Russie : Narva, la prochaine Crimée ?

Le 24 janvier 2019, le journal américain The Atlantic a publié un article évoquant les craintes qu’aurait l’OTAN de voir la ville estonienne de Narva devenir l’épicentre d’un prochain conflit avec la Russie : le Président russe Vladimir Poutine aurait peut-être pour objectif d’envahir cette petite ville frontalière de la Russie, « comme il l’a fait en Crimée ».

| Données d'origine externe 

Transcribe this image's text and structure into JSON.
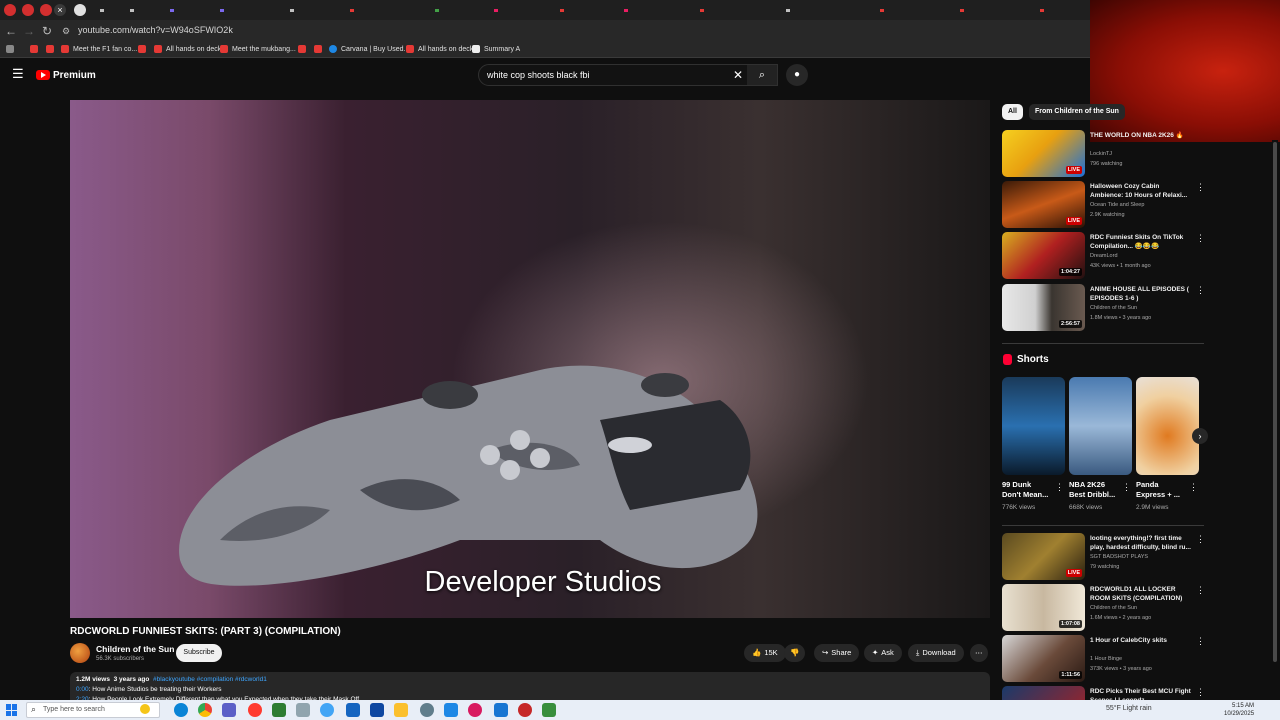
{
  "browser": {
    "url": "youtube.com/watch?v=W94oSFWIO2k",
    "bookmarks": [
      "Meet the F1 fan co...",
      "All hands on deck",
      "Meet the mukbang...",
      "Carvana | Buy Used...",
      "All hands on deck",
      "Summary A"
    ]
  },
  "yt": {
    "brand": "Premium",
    "search_query": "white cop shoots black fbi",
    "clear_icon": "✕",
    "search_icon": "⌕",
    "mic_icon": "●"
  },
  "player": {
    "caption": "Developer Studios"
  },
  "video": {
    "title": "RDCWORLD FUNNIEST SKITS: (PART 3) (COMPILATION)",
    "channel": "Children of the Sun",
    "subscribers": "56.3K subscribers",
    "subscribe_label": "Subscribe",
    "likes": "15K",
    "share_label": "Share",
    "ask_label": "Ask",
    "download_label": "Download",
    "more_icon": "⋯",
    "views": "1.2M views",
    "age": "3 years ago",
    "tags": "#blackyoutube #compilation #rdcworld1",
    "chapter1_time": "0:00",
    "chapter1_text": ": How Anime Studios be treating their Workers",
    "chapter2_time": "2:20",
    "chapter2_text": ": How People Look Extremely Different than what you Expected when they take their Mask Off"
  },
  "sidebar": {
    "chips": [
      "All",
      "From Children of the Sun"
    ],
    "recs": [
      {
        "title": "THE WORLD ON NBA 2K26 🔥",
        "channel": "LockinTJ",
        "meta": "796 watching",
        "badge": "LIVE",
        "live": true
      },
      {
        "title": "Halloween Cozy Cabin Ambience: 10 Hours of Relaxi...",
        "channel": "Ocean Tide and Sleep",
        "meta": "2.9K watching",
        "badge": "LIVE",
        "live": true
      },
      {
        "title": "RDC Funniest Skits On TikTok Compilation... 😂😂😂",
        "channel": "DreamLord",
        "meta": "43K views • 1 month ago",
        "badge": "1:04:27",
        "live": false
      },
      {
        "title": "ANIME HOUSE ALL EPISODES ( EPISODES 1-6 )",
        "channel": "Children of the Sun",
        "meta": "1.8M views • 3 years ago",
        "badge": "2:56:57",
        "live": false
      }
    ],
    "shorts_label": "Shorts",
    "shorts": [
      {
        "title": "99 Dunk Don't Mean...",
        "views": "776K views"
      },
      {
        "title": "NBA 2K26 Best Dribbl...",
        "views": "668K views"
      },
      {
        "title": "Panda Express + ...",
        "views": "2.9M views"
      }
    ],
    "recs2": [
      {
        "title": "looting everything!? first time play, hardest difficulty, blind ru...",
        "channel": "SGT BADSHOT PLAYS",
        "meta": "79 watching",
        "badge": "LIVE",
        "live": true
      },
      {
        "title": "RDCWORLD1 ALL LOCKER ROOM SKITS (COMPILATION)",
        "channel": "Children of the Sun",
        "meta": "1.6M views • 2 years ago",
        "badge": "1:07:08",
        "live": false
      },
      {
        "title": "1 Hour of CalebCity skits",
        "channel": "1 Hour Binge",
        "meta": "373K views • 3 years ago",
        "badge": "1:11:56",
        "live": false
      },
      {
        "title": "RDC Picks Their Best MCU Fight Scenes | Legendz...",
        "channel": "",
        "meta": "",
        "badge": "",
        "live": false
      }
    ]
  },
  "taskbar": {
    "search_placeholder": "Type here to search",
    "weather": "55°F  Light rain",
    "time": "5:15 AM",
    "date": "10/29/2025"
  },
  "colors": {
    "accent_red": "#ff0000",
    "link_blue": "#3ea6ff",
    "bg": "#0f0f0f"
  }
}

« Si vous n’avez jamais entendu parler de Narva, cela pourrait arriver très prochainement », ainsi débute l’article qui rappelle que la ville est peuplée majoritairement de russophones. Il évoque ce que l’OTAN désignerait comme « scénario de Narva », qui consisterait pour la Russie à tester les fondements de la politique de solidarité de l’Alliance. Le parallèle avec le cas criméen est explicitement fait, l’auteur relevant que la différence réside bien ici dans l’appartenance de l’Estonie à l’OTAN.

La publication de cet article, au moment où les hésitations du Président américain rendent la place des États-Unis au sein de l’Alliance plus incertaine que jamais, ne doit sans doute rien au hasard. Si l’Estonie demandait l’activation de l’article 5 de l’OTAN en réponse à une agression de la Russie, certains se demandent quelle serait la réponse de D. Trump. Le journaliste cite l’ancien ambassadeur d’Estonie à Washington, Kalev Stoicescu, qui aurait déclaré que D. Trump « inquiète tout le monde » en Estonie.

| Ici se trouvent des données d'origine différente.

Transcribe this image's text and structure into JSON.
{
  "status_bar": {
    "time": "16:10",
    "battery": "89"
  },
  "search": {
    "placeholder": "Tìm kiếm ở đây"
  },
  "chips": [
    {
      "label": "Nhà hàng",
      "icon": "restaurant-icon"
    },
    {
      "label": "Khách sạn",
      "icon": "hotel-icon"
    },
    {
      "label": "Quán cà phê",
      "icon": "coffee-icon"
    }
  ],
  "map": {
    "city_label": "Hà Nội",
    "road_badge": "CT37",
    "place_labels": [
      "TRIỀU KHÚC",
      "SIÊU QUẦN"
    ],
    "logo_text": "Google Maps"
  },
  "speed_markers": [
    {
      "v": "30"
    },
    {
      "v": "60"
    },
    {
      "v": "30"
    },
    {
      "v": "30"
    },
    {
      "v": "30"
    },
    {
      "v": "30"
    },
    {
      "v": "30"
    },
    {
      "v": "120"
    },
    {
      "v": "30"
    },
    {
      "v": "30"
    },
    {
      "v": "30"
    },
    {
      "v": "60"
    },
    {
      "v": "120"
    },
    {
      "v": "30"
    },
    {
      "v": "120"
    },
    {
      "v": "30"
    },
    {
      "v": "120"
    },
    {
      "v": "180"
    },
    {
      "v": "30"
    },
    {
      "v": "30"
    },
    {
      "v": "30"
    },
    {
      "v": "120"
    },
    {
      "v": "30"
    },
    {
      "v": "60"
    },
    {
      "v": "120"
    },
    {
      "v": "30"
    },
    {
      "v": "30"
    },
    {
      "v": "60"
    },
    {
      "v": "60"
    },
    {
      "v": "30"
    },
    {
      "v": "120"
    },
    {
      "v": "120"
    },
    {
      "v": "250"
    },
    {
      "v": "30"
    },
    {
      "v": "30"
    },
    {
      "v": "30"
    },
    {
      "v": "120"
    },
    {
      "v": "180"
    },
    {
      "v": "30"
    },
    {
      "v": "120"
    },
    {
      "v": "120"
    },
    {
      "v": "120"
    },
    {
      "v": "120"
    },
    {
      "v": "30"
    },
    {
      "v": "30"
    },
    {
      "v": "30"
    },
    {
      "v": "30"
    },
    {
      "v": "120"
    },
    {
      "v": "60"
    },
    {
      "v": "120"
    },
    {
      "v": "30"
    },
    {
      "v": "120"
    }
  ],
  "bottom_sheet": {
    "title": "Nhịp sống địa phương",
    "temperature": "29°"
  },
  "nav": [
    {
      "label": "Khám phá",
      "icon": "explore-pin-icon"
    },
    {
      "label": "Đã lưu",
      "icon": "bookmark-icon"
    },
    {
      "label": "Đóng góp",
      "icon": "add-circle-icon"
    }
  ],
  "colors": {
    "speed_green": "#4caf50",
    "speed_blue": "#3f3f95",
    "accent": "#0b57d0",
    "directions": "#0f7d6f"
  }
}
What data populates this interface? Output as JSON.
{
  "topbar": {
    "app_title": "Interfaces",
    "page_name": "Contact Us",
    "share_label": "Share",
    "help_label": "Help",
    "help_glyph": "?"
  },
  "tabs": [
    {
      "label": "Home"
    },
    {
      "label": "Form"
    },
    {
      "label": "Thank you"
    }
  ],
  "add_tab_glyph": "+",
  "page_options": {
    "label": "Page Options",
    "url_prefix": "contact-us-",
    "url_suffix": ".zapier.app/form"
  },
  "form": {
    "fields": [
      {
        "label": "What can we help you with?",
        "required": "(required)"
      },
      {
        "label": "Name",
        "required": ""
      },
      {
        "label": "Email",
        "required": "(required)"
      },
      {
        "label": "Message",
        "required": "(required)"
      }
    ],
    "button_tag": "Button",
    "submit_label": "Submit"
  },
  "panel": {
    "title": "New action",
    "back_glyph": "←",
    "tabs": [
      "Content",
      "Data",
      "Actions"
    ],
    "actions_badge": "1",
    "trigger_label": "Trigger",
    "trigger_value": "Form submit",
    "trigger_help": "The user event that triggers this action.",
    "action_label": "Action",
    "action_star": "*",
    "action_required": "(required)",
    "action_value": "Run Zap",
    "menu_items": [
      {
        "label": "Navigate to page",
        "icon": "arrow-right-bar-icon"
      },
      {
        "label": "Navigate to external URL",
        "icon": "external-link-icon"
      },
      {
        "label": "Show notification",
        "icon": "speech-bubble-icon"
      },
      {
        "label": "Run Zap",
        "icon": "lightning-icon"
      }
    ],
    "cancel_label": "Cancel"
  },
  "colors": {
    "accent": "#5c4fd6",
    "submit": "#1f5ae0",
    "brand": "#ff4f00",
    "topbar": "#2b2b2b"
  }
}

Même si cet article avait avant tout une visée interne, il a fait réagir de l’autre côté de l’Atlantique : en Russie, la Nezavisimaïa Gazeta juge que les journalistes américains ont atteint un degré d’absurdité jusque-là inégalé.

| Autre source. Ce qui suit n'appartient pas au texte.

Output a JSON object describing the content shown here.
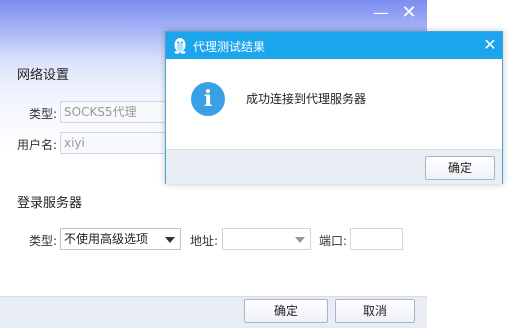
{
  "settings": {
    "network_title": "网络设置",
    "proxy_type_label": "类型:",
    "proxy_type_value": "SOCKS5代理",
    "username_label": "用户名:",
    "username_value": "xiyi",
    "login_title": "登录服务器",
    "login_type_label": "类型:",
    "login_type_value": "不使用高级选项",
    "address_label": "地址:",
    "address_value": "",
    "port_label": "端口:",
    "port_value": "",
    "ok_label": "确定",
    "cancel_label": "取消",
    "minimize_glyph": "—",
    "close_glyph": "✕"
  },
  "dialog": {
    "title": "代理测试结果",
    "message": "成功连接到代理服务器",
    "ok_label": "确定",
    "close_glyph": "✕",
    "info_glyph": "i"
  },
  "colors": {
    "dialog_titlebar": "#1aa5ed",
    "info_icon": "#3aa0e6",
    "header_gradient_top": "#7d8cf2"
  },
  "icons": {
    "dialog_app_icon": "qq-penguin-icon",
    "dialog_status_icon": "info-icon"
  }
}
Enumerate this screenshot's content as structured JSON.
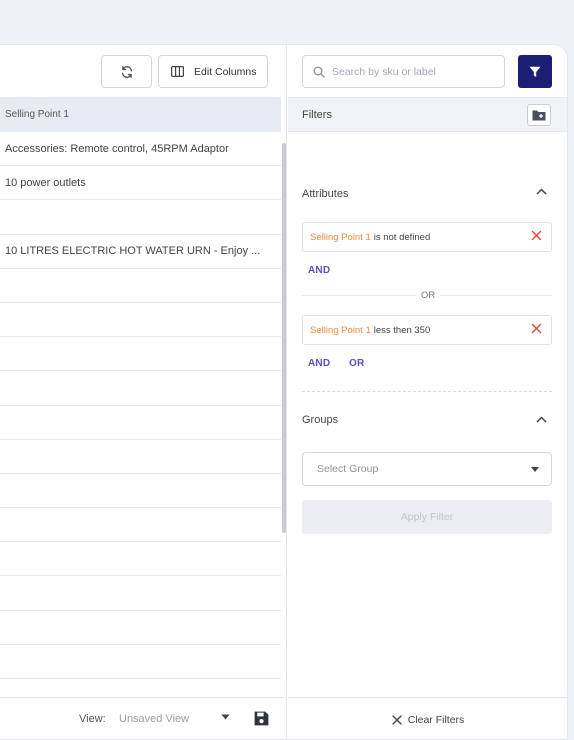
{
  "toolbar": {
    "edit_columns_label": "Edit Columns"
  },
  "table": {
    "column_header": "Selling Point 1",
    "rows": [
      "Accessories: Remote control, 45RPM Adaptor",
      "10 power outlets",
      "",
      "10 LITRES ELECTRIC HOT WATER URN - Enjoy ...",
      "",
      "",
      "",
      "",
      "",
      "",
      "",
      "",
      "",
      "",
      "",
      ""
    ]
  },
  "footer": {
    "view_label": "View:",
    "view_value": "Unsaved View",
    "clear_filters_label": "Clear Filters"
  },
  "search": {
    "placeholder": "Search by sku or label",
    "value": ""
  },
  "filters": {
    "title": "Filters",
    "attributes_title": "Attributes",
    "conditions": [
      {
        "attribute": "Selling Point 1",
        "rule": "is not defined"
      },
      {
        "attribute": "Selling Point 1",
        "rule": "less then 350"
      }
    ],
    "and_label": "AND",
    "or_label": "OR",
    "or_divider": "OR",
    "groups_title": "Groups",
    "select_group_placeholder": "Select Group",
    "apply_label": "Apply Filter"
  },
  "colors": {
    "accent": "#1b1f74",
    "attribute_text": "#f08a3c",
    "operator_text": "#5b4fc9",
    "close_icon": "#e0453a"
  }
}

En Estonie, Andres Kasekamp, professeur à l’université de Tartu, reconnaît que, depuis 2014, la question de Narva est sur toutes les lèvres. Mais il pointe un certain nombre de différences avec la cas criméen : les États baltes sont membres de l’OTAN et de l’UE et les conséquences d’une agression aurait des conséquences considérables pour la Russie ; le succès de l’opération en Crimée a reposé sur l’effet de surprise ; à la différence de l’Ukraine, l’Estonie est dotée d’un État qui fonctionne et serait apte à répondre immédiatement ; Narva a toujours été estonienne et n’a jamais été l’objet d’un contentieux avec la Russie ; le niveau de vie à Narva, même s’il est plus faible que sur le reste du territoire estonien, reste largement supérieur à ce qu’il est de l’autre côté de la frontière, n’encourageant pas à des velléités séparatistes ; même les non-citoyens russophones d’Estonie peuvent voyager au sein de l’Union européenne, etc.

Plutôt que se demander si les alliés de l’OTAN seraient prêts à mourir pour Narva, A. Kasekamp, qui n’évacue pas de son raisonnement l’hypothèse de la volonté du Président russe, reprend la question posée par le politiste russe Andreï Piontkovski : « V. Poutine est-il prêt à mourir pour Narva ? »

Sources : The Atlantic, Estonian World, Nezavisimaïa Gazeta, Gazeta.ru.